On a publié de Schleiermacher, qu’il cite avec raison, des leçons sur l’esthétique, où se fait sentir l’influence d’un autre système (celui de Schelling) ; mais la part principale revient encore à l’idéalisme subjectif de Kant et de Fichte. Ainsi l’activité esthétique ou artistique y est donnée comme une des formes essentielles et principales de l’activité humaine. Son but est de révéler à l’homme la conscience pleine et entière de sa liberté spirituelle. Cette activité a sa place et son rôle parmi les autres activités dans la totalité de la vie humaine. De plus, l’art dans la vie des peuples joue un rôle essentiel ; le point de vue de la nationalité chez cet auteur est un Caractère qui distingue son esthétique, qui n’est qu’une philosophie de l’art, L’art est une des formes essentielles et principales par lesquelles se révèle et se manifeste le génie national. Les peuples vivent de la vie esthétique, comme ils vivent de la vie morale, sociale et religieuse. L’art porte le cachet des nationalités à tel point que ce qui est particulier à l’imagination de tel ou tel peuple ne peut s’appliquer à l’imagination et au goût des autres peuples. Il n’y a pas de règle commune, pas de critérium qui puisse faire juger de leur valeur générale et absolue. Nous n’avons pas à juger cette doctrine, mais à signaler l’extension que prend le problème de la vie esthétique.
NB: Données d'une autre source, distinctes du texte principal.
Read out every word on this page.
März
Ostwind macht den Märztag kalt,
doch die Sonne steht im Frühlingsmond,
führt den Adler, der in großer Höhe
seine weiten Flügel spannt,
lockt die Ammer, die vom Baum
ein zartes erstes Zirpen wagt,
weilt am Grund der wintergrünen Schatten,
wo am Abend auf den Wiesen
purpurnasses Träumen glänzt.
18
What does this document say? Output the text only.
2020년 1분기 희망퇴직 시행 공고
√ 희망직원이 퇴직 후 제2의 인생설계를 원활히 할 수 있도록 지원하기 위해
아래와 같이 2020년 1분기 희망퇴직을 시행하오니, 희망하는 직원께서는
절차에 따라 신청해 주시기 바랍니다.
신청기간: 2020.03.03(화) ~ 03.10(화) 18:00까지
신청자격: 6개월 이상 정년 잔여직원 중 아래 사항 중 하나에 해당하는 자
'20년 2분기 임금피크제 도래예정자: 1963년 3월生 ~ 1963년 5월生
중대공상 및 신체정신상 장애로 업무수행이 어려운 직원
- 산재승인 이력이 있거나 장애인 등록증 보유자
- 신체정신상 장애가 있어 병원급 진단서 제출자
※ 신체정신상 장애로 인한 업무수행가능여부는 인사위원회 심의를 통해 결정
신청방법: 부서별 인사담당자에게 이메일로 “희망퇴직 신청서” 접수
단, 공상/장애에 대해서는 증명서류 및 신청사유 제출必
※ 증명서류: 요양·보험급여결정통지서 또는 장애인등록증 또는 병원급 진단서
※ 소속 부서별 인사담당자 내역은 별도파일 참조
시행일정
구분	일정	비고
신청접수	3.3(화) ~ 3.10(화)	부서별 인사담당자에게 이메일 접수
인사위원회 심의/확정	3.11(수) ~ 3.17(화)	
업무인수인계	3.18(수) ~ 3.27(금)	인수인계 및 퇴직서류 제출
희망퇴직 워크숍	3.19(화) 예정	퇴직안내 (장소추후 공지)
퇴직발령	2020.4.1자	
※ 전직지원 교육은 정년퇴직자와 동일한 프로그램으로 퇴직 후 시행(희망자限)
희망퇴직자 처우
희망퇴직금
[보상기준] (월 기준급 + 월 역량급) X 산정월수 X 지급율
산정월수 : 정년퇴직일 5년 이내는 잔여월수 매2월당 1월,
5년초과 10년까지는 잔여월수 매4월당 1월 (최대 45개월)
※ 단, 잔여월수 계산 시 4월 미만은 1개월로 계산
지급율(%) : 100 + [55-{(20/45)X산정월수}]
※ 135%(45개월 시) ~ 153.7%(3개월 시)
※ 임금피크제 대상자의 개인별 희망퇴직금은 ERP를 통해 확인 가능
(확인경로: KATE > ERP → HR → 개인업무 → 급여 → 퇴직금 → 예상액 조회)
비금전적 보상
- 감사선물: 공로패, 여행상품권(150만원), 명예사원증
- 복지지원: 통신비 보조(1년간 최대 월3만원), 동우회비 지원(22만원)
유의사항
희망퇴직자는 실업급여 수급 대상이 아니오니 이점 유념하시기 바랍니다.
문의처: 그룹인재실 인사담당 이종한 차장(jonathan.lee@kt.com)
Seulement, lui aussi, Schleiermacher, qui est à la fois théologien, métaphysicien, dialecticien, est avant tout moraliste ; la solution retourne au point de départ. L’activité esthétique rentre également dans l’activité morale. C’est toujours de l’éthicisme substitué à l’esthéticisme, dirions-nous volontiers, pour nous servir de la terminologie allemande.

Dans cette revue, nous ne pouvons passer sous silence un autre philosophe, que M. Köstlin ne mentionne pas et dont la doctrine présente la vie esthétique sous un aspect qui n’est pas sans analogie avec le sien. L’idée fondamentale de la philosophie de Krause, on le sait, c’est d’organiser la vie totale de l’humanité en la rattachant à son principe, la vie universelle et divine. Dans cet organisme total, la vie esthétique constitue un organe particulier, essentiel et distinct, quoique relié aux autres organes, une unité fondamentale. Le beau est une des unités en qui se développe l’unité totale ou absolue. L’art en est la représentation idéale. La première place dans l’art est donnée à la belle vie, au bel art de la vie, comme dit l’auteur. Le trait caractéristique du système est de trouver partout le lien qui unit tous les membres qui concourent à l’harmonie universelle. La pensée est vague ; mais la préoccupation est visible d’assigner à la vie esthétique une place distincte et indépendante.